DISQUS

Social Times: Do Social Networks Bridge the Digital Divide?

  • Taisha · 1 year ago
    A friend of mine teaches in San Diego County's Independent Study program where students are predominantly from lower socioeconomic backgrounds. These students, typically, have left their traditional high school due to gang activity or teen pregnancy. And yes, they all have MySpace pages, but that is a long way from conquering the digital divide.

    Students, throughout all US public schools, are groomed to be users (consumers) of technology, rather than creators (entrepreneurs). The divide is the same that it has always been and it falls most heavily on economically disadvantaged students, but underlies all of public education. The real test should be how many of these students are capable of building a simple web application; how many of them blog or understand html and css.
  • Lorna Li · 1 year ago
    One factor in becoming web-proficient and eventually "web savvy" is access to computers and the Internet. Social networks will do little to help bridge the digital divide if underprivileged kids have limited access to the tools of the web.

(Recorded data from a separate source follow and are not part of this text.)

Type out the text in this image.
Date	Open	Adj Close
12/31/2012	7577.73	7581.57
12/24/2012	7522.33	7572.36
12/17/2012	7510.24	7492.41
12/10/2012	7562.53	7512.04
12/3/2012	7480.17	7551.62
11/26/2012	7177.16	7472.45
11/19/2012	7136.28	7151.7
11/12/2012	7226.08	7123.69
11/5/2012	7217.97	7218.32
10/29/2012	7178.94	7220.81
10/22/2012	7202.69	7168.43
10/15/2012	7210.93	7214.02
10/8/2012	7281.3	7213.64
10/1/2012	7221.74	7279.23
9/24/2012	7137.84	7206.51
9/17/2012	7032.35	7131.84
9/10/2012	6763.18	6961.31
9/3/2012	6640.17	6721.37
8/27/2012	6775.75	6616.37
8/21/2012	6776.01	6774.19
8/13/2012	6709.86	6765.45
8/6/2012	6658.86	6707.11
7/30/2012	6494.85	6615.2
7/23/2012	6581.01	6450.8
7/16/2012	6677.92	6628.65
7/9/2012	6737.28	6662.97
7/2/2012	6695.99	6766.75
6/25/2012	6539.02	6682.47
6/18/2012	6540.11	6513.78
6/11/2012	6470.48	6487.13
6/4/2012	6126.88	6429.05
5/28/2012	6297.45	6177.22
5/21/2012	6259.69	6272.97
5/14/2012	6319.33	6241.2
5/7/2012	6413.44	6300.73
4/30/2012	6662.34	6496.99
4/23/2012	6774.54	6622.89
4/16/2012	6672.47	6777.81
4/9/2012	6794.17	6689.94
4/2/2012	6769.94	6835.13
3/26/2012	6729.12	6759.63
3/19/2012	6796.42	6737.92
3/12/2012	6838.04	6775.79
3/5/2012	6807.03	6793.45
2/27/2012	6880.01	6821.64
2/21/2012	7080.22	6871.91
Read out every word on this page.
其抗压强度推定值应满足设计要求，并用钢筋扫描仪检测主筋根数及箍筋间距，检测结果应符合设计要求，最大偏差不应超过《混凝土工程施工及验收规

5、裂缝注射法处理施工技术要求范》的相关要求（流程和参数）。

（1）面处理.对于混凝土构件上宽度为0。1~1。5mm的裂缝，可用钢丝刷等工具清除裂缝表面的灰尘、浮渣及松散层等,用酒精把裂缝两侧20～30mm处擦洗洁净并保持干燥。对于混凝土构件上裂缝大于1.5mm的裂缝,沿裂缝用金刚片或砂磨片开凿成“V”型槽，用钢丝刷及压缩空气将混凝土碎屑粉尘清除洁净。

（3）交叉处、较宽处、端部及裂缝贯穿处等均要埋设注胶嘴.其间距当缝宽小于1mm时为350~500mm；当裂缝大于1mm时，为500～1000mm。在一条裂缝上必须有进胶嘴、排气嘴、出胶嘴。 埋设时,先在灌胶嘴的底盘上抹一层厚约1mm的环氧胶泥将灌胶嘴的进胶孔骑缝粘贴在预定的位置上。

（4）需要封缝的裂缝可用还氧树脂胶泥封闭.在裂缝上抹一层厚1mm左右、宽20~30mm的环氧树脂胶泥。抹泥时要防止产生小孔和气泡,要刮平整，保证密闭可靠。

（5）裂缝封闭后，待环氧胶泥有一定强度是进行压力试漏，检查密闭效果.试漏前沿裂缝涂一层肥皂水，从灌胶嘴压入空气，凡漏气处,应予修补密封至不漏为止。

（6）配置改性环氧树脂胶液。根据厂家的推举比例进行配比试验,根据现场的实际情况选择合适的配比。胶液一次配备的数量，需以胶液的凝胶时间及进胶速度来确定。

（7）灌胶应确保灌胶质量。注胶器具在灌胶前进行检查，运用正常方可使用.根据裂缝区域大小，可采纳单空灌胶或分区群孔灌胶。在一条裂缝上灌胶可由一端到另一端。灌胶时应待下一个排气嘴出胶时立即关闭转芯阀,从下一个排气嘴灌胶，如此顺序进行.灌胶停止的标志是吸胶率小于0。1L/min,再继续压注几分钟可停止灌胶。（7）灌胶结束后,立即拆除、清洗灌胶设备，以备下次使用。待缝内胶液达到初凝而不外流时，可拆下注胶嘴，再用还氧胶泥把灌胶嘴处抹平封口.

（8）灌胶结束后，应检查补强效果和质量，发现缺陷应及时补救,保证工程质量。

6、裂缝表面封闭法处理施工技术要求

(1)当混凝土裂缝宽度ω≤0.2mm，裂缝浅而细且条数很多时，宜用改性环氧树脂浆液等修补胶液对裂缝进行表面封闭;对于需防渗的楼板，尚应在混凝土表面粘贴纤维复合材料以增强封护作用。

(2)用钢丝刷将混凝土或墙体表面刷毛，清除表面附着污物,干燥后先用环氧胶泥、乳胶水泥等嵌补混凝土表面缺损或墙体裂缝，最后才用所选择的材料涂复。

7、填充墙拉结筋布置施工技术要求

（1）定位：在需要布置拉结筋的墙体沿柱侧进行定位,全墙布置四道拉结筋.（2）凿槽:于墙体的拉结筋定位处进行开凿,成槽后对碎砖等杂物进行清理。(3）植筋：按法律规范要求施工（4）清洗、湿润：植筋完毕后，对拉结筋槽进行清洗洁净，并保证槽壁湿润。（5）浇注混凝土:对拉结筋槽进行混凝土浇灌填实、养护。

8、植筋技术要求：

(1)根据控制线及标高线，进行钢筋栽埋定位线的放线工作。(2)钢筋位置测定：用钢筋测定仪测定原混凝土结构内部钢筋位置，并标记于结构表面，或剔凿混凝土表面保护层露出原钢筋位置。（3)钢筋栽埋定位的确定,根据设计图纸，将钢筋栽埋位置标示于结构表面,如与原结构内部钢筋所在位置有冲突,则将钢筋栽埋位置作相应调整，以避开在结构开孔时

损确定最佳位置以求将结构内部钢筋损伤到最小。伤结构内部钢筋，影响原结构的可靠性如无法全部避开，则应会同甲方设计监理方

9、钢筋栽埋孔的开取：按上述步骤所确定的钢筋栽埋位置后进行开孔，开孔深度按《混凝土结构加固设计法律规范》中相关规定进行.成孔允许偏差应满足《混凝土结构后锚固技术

    Most consumer social networks are sticky do to their highly engaging, fun apps like SuperPoke, with low intellectual value. What knowledge and/ or marketable skills can these kids gain surfing MySpace, Facebook and Bebo? In fact, when was the last time you learned something new and valuable on a consumer social network?
  • Isis Avent · 4 months ago
    Yes, I think so! I have no doubts in my mind about it!